If the universities want to help low income students, and are only able to help a certain number of them given the resources they have available, academic merit is the best way to do it.

2 comments

It isn't mandatory, but it certainly helps when you can pay for private tutors or professional consulatants that craft your application package. Students that tend to score high on SATs tend to come from higher income brackets. It also hurts when you attend a school that doesn't offer an expansive list of AP courses, or if you come from a family that never attended college and do not even know what the college process is like.

Edit: To your "This is patently untrue" comment. Taking AP courses and scoring 5s on the exams is pretty standard for applicants getting into elite colleges. By not taking those courses you are huritng yourself when applying to such places.

> It also hurts when you attend a school that doesn't offer an expansive list of AP coursess

This is patently untrue.

The rest of youe post is accurate, although the words help and hurt are the keys to keeping it accurate. None of these things are required.

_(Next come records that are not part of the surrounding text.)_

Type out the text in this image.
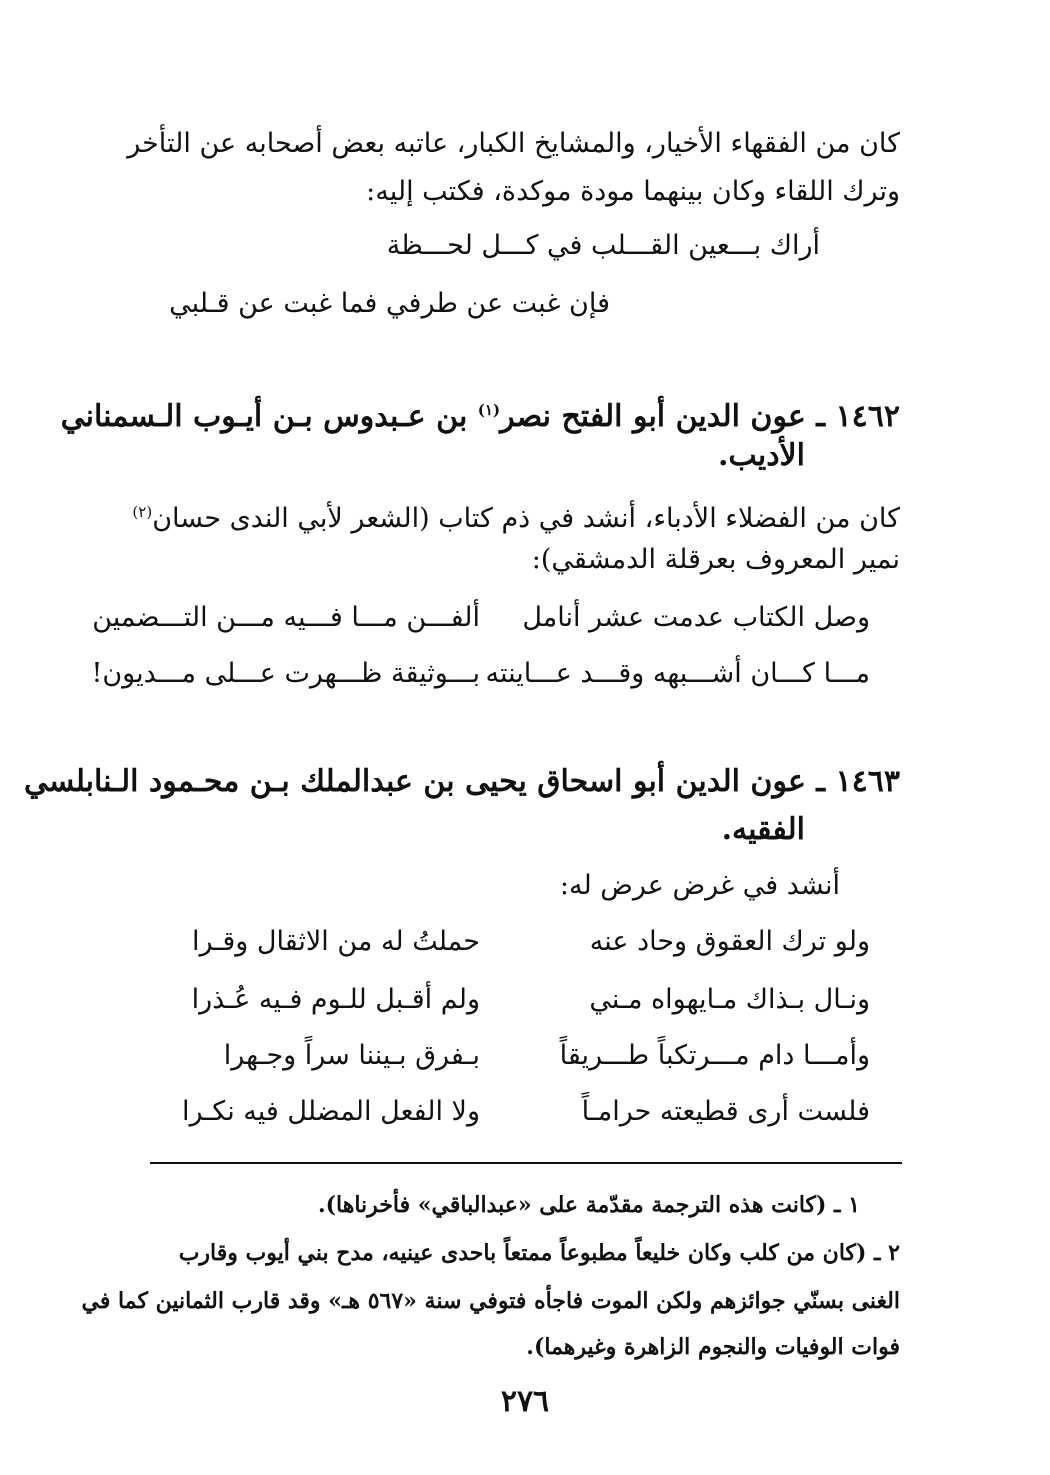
كان من الفقهاء الأخيار، والمشايخ الكبار، عاتبه بعض أصحابه عن التأخر
وترك اللقاء وكان بينهما مودة موكدة، فكتب إليه:
أراك بـــعين القـــلب في كـــل لحـــظة
فإن غبت عن طرفي فما غبت عن قـلبي
١٤٦٢ ـ عون الدين أبو الفتح نصر$^{(١)}$ بن عـبدوس بـن أيـوب الـسمناني
الأديب.
كان من الفضلاء الأدباء، أنشد في ذم كتاب (الشعر لأبي الندى حسان$^{(٢)}$
نمير المعروف بعرقلة الدمشقي):
وصل الكتاب عدمت عشر أنامل
ألفـــن مـــا فـــيه مـــن التـــضمين
مـــا كـــان أشـــبهه وقـــد عـــاينته
بـــوثيقة ظـــهرت عـــلى مـــديون!
١٤٦٣ ـ عون الدين أبو اسحاق يحيى بن عبدالملك بـن محـمود الـنابلسي
الفقيه.
أنشد في غرض عرض له:
ولو ترك العقوق وحاد عنه
حملتُ له من الاثقال وقـرا
ونـال بـذاك مـايهواه مـني
ولم أقـبل للـوم فـيه عُـذرا
وأمـــا دام مـــرتكباً طـــريقاً
بـفرق بـيننا سراً وجـهرا
فلست أرى قطيعته حرامـاً
ولا الفعل المضلل فيه نكـرا
١ ـ (كانت هذه الترجمة مقدّمة على «عبدالباقي» فأخرناها).
٢ ـ (كان من كلب وكان خليعاً مطبوعاً ممتعاً باحدى عينيه، مدح بني أيوب وقارب
الغنى بسنّي جوائزهم ولكن الموت فاجأه فتوفي سنة «٥٦٧ هـ» وقد قارب الثمانين كما في
فوات الوفيات والنجوم الزاهرة وغيرهما).
٢٧٦
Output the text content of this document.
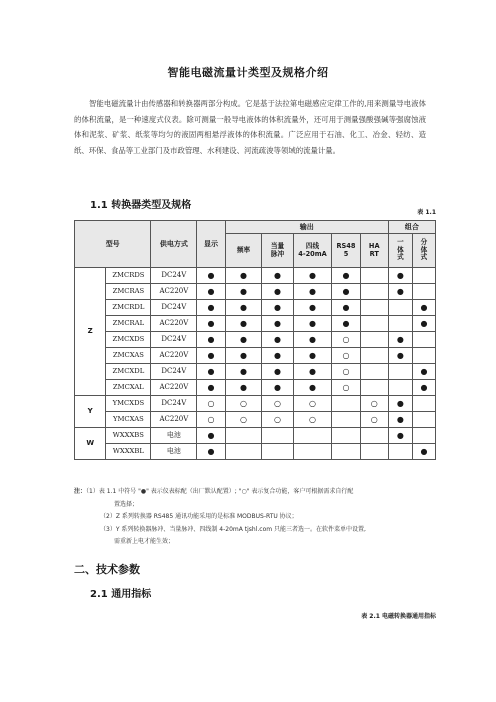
智能电磁流量计类型及规格介绍
智能电磁流量计由传感器和转换器两部分构成。它是基于法拉第电磁感应定律工作的,用来测量导电液体的体积流量，是一种速度式仪表。除可测量一般导电液体的体积流量外，还可用于测量强酸强碱等强腐蚀液体和泥浆、矿浆、纸浆等均匀的液固两相悬浮液体的体积流量。广泛应用于石油、化工、冶金、轻纺、造纸、环保、食品等工业部门及市政管理、水利建设、河流疏浚等领域的流量计量。
1.1 转换器类型及规格
表 1.1
型号		供电方式	显示	输出					组合	
				频率	当量
脉冲	四线
4-20mA	RS48
5	HA
RT	一
体
式	分
体
式
Z	ZMCRDS	DC24V	●	●	●	●	●		●	
	ZMCRAS	AC220V	●	●	●	●	●		●	
	ZMCRDL	DC24V	●	●	●	●	●			●
	ZMCRAL	AC220V	●	●	●	●	●			●
	ZMCXDS	DC24V	●	●	●	●	○		●	
	ZMCXAS	AC220V	●	●	●	●	○		●	
	ZMCXDL	DC24V	●	●	●	●	○			●
	ZMCXAL	AC220V	●	●	●	●	○			●
Y	YMCXDS	DC24V	○	○	○	○		○	●	
	YMCXAS	AC220V	○	○	○	○		○	●	
W	WXXXBS	电池	●						●	
	WXXXBL	电池	●							●
注：（1）表 1.1 中符号 "●" 表示仪表标配（出厂默认配置）; "○" 表示复合功能，客户可根据需求自行配
置选择；
（2）Z 系列转换器 RS485 通讯功能采用的是标准 MODBUS-RTU 协议；
（3）Y 系列转换器脉冲、当量脉冲、四线制 4-20mA tjshl.com 只能三者选一。在软件菜单中设置,
需重新上电才能生效；
二、技术参数
2.1 通用指标
表 2.1 电磁转换器通用指标
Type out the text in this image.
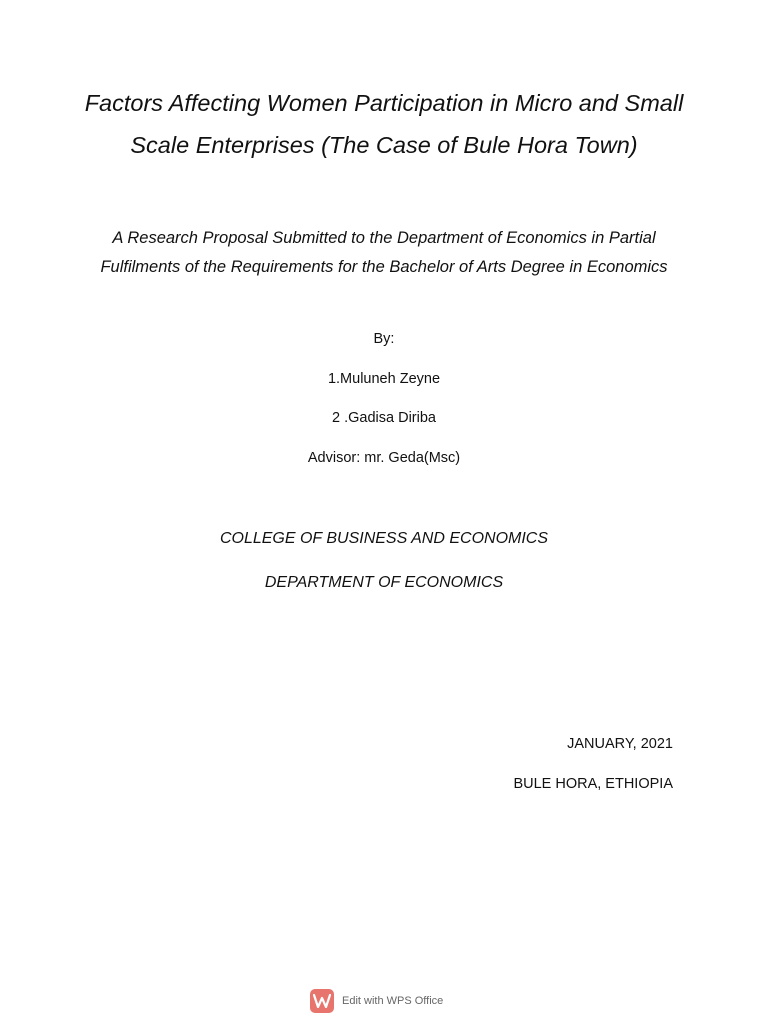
Factors Affecting Women Participation in Micro and Small Scale Enterprises (The Case of Bule Hora Town)

A Research Proposal Submitted to the Department of Economics in Partial Fulfilments of the Requirements for the Bachelor of Arts Degree in Economics

By:

1.Muluneh Zeyne

2 .Gadisa Diriba

Advisor: mr. Geda(Msc)

COLLEGE OF BUSINESS AND ECONOMICS

DEPARTMENT OF ECONOMICS

JANUARY, 2021

BULE HORA, ETHIOPIA

Edit with WPS Office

I worked at a small liberal arts college for a few years that basically admitted (1) legacy students, (2) rich kids, (3) sports kids from the South (from states with no D3 football, basically), and (4) poor kids who got high SAT scores. They used (1) for history, (1) and (2) for revenue, (3) for school spirit, and (4) to boost the average SAT for the whole student body.

So many schools are doing exactly what you suggest. It is kind of weird to teach there & realize pretty quickly that the rich kids are mostly not the smart ones, to be blunt.